18. It would again not be correct to say that the courts below have misread the evidence or misinterpreted the evidence. In fact, the Court after referring to the statement of the appellant No. 1, interpreted the same in a proper manner. The said interpretation is said to be bad by the appellants' counsel. What a particular statement would mean would be within the domain of the court which is interpreting the document and the statement. In the present case, the appellants failed to prove that they are tenants, while on the other hand, the plaintiff could successfully prove that relationship between the parties was that of licensor and licensee. After giving my thoughtful consideration to the totality of the circumstances, I must hold that the two courts below were absolutely justified in decreeing the suit. The question framed by this Court has to be answered in negative. I hold that the courts below did not err in holding that the relationship between the appellants and the respondent was that of licensor and licensee.
19. As first part of the question is answered against the interest of the appellants and as the relationship of landlord and tenant is not proved, the Civil Court would certainly have jurisdiction to hear and decide the matter.
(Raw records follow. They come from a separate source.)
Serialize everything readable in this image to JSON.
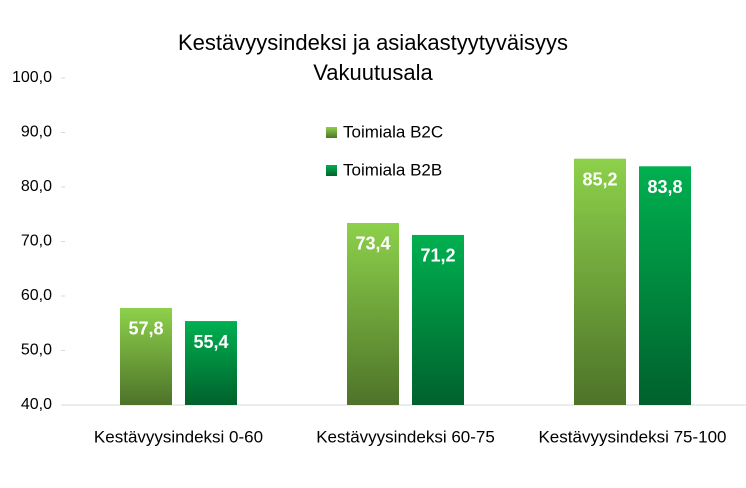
{
  "chart_data": {
    "type": "bar",
    "title": "Kestävyysindeksi ja asiakastyytyväisyys",
    "subtitle": "Vakuutusala",
    "categories": [
      "Kestävyysindeksi 0-60",
      "Kestävyysindeksi 60-75",
      "Kestävyysindeksi 75-100"
    ],
    "series": [
      {
        "name": "Toimiala B2C",
        "color": "#8dd14b",
        "values": [
          57.8,
          73.4,
          85.2
        ],
        "value_labels": [
          "57,8",
          "73,4",
          "85,2"
        ]
      },
      {
        "name": "Toimiala B2B",
        "color": "#00b050",
        "values": [
          55.4,
          71.2,
          83.8
        ],
        "value_labels": [
          "55,4",
          "71,2",
          "83,8"
        ]
      }
    ],
    "ylim": [
      40,
      100
    ],
    "yticks": [
      {
        "value": 40,
        "label": "40,0"
      },
      {
        "value": 50,
        "label": "50,0"
      },
      {
        "value": 60,
        "label": "60,0"
      },
      {
        "value": 70,
        "label": "70,0"
      },
      {
        "value": 80,
        "label": "80,0"
      },
      {
        "value": 90,
        "label": "90,0"
      },
      {
        "value": 100,
        "label": "100,0"
      }
    ],
    "legend": "top-center"
  }
}
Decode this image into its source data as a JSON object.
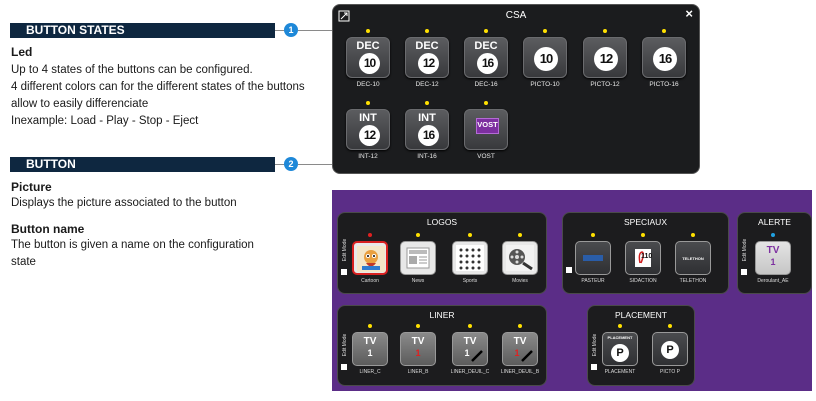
{
  "doc": {
    "section1_title": "BUTTON STATES",
    "section1_number": "1",
    "led_heading": "Led",
    "led_lines": [
      "Up to 4 states of the buttons can be configured.",
      "4 different colors can for the different states of the buttons",
      "allow to easily differenciate",
      "Inexample: Load - Play - Stop - Eject"
    ],
    "section2_title": "BUTTON",
    "section2_number": "2",
    "picture_heading": "Picture",
    "picture_text": "Displays the picture associated to the button",
    "name_heading": "Button name",
    "name_lines": [
      "The button is given a name on the configuration",
      "state"
    ]
  },
  "csa_window": {
    "title": "CSA",
    "close_icon": "×",
    "tiles": [
      {
        "label": "DEC",
        "num": "10",
        "caption": "DEC-10",
        "led_color": "#ffe000"
      },
      {
        "label": "DEC",
        "num": "12",
        "caption": "DEC-12",
        "led_color": "#ffe000"
      },
      {
        "label": "DEC",
        "num": "16",
        "caption": "DEC-16",
        "led_color": "#ffe000"
      },
      {
        "label": "",
        "num": "10",
        "caption": "PICTO-10",
        "led_color": "#ffe000"
      },
      {
        "label": "",
        "num": "12",
        "caption": "PICTO-12",
        "led_color": "#ffe000"
      },
      {
        "label": "",
        "num": "16",
        "caption": "PICTO-16",
        "led_color": "#ffe000"
      },
      {
        "label": "INT",
        "num": "12",
        "caption": "INT-12",
        "led_color": "#ffe000"
      },
      {
        "label": "INT",
        "num": "16",
        "caption": "INT-16",
        "led_color": "#ffe000"
      },
      {
        "label": "VOST",
        "num": "",
        "caption": "VOST",
        "led_color": "#ffe000"
      }
    ]
  },
  "panels": {
    "edit_mode_label": "Edit Mode",
    "logos": {
      "title": "LOGOS",
      "tiles": [
        {
          "caption": "Cartoon",
          "icon": "cartoon-logo-icon",
          "led_color": "#e02020",
          "selected": true
        },
        {
          "caption": "News",
          "icon": "news-logo-icon",
          "led_color": "#ffe000"
        },
        {
          "caption": "Sports",
          "icon": "sports-logo-icon",
          "led_color": "#ffe000"
        },
        {
          "caption": "Movies",
          "icon": "movies-logo-icon",
          "led_color": "#ffe000"
        }
      ]
    },
    "speciaux": {
      "title": "SPECIAUX",
      "tiles": [
        {
          "caption": "PASTEUR",
          "icon": "pasteur-logo-icon",
          "led_color": "#ffe000"
        },
        {
          "caption": "SIDACTION",
          "icon": "sidaction-logo-icon",
          "inner": "110",
          "led_color": "#ffe000"
        },
        {
          "caption": "TELETHON",
          "icon": "telethon-logo-icon",
          "inner": "TELETHON",
          "led_color": "#ffe000"
        }
      ]
    },
    "alerte": {
      "title": "ALERTE",
      "tiles": [
        {
          "caption": "Deroulant_AE",
          "tv": "TV",
          "num": "1",
          "led_color": "#20a0e0"
        }
      ]
    },
    "liner": {
      "title": "LINER",
      "tiles": [
        {
          "caption": "LINER_C",
          "tv": "TV",
          "num": "1",
          "num_color": "#ffffff",
          "led_color": "#ffe000"
        },
        {
          "caption": "LINER_B",
          "tv": "TV",
          "num": "1",
          "num_color": "#e02020",
          "led_color": "#ffe000"
        },
        {
          "caption": "LINER_DEUIL_C",
          "tv": "TV",
          "num": "1",
          "num_color": "#ffffff",
          "led_color": "#ffe000",
          "ribbon": true
        },
        {
          "caption": "LINER_DEUIL_B",
          "tv": "TV",
          "num": "1",
          "num_color": "#e02020",
          "led_color": "#ffe000",
          "ribbon": true
        }
      ]
    },
    "placement": {
      "title": "PLACEMENT",
      "tiles": [
        {
          "caption": "PLACEMENT",
          "top": "PLACEMENT",
          "letter": "P",
          "led_color": "#ffe000"
        },
        {
          "caption": "PICTO P",
          "top": "",
          "letter": "P",
          "led_color": "#ffe000"
        }
      ]
    }
  }
}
20. The appeal deserves to and is accordingly dismissed with costs, which is quantified at Rs. 3000.00 (Rupees Three Thousand only). Interim relief if any stands vacated.
21. Mr. Sajanwala, learned Counsel for the appellants at this stage submits that the appellants be given some time to vacate the suit premises.
22. If within a period of four weeks from today, the appellants submit an undertaking in form of an affidavit before the trial court that latest by 31/1/2007, they will vacate the premises and also deposit costs awarded by all the three courts and mesne profit, if any, reserved in favour of the respondent plaintiff, they shall be allowed to remain in possession of the property. If they fail in doing so, the decree shall become executable immediately.
23. Let a decree be framed accordingly.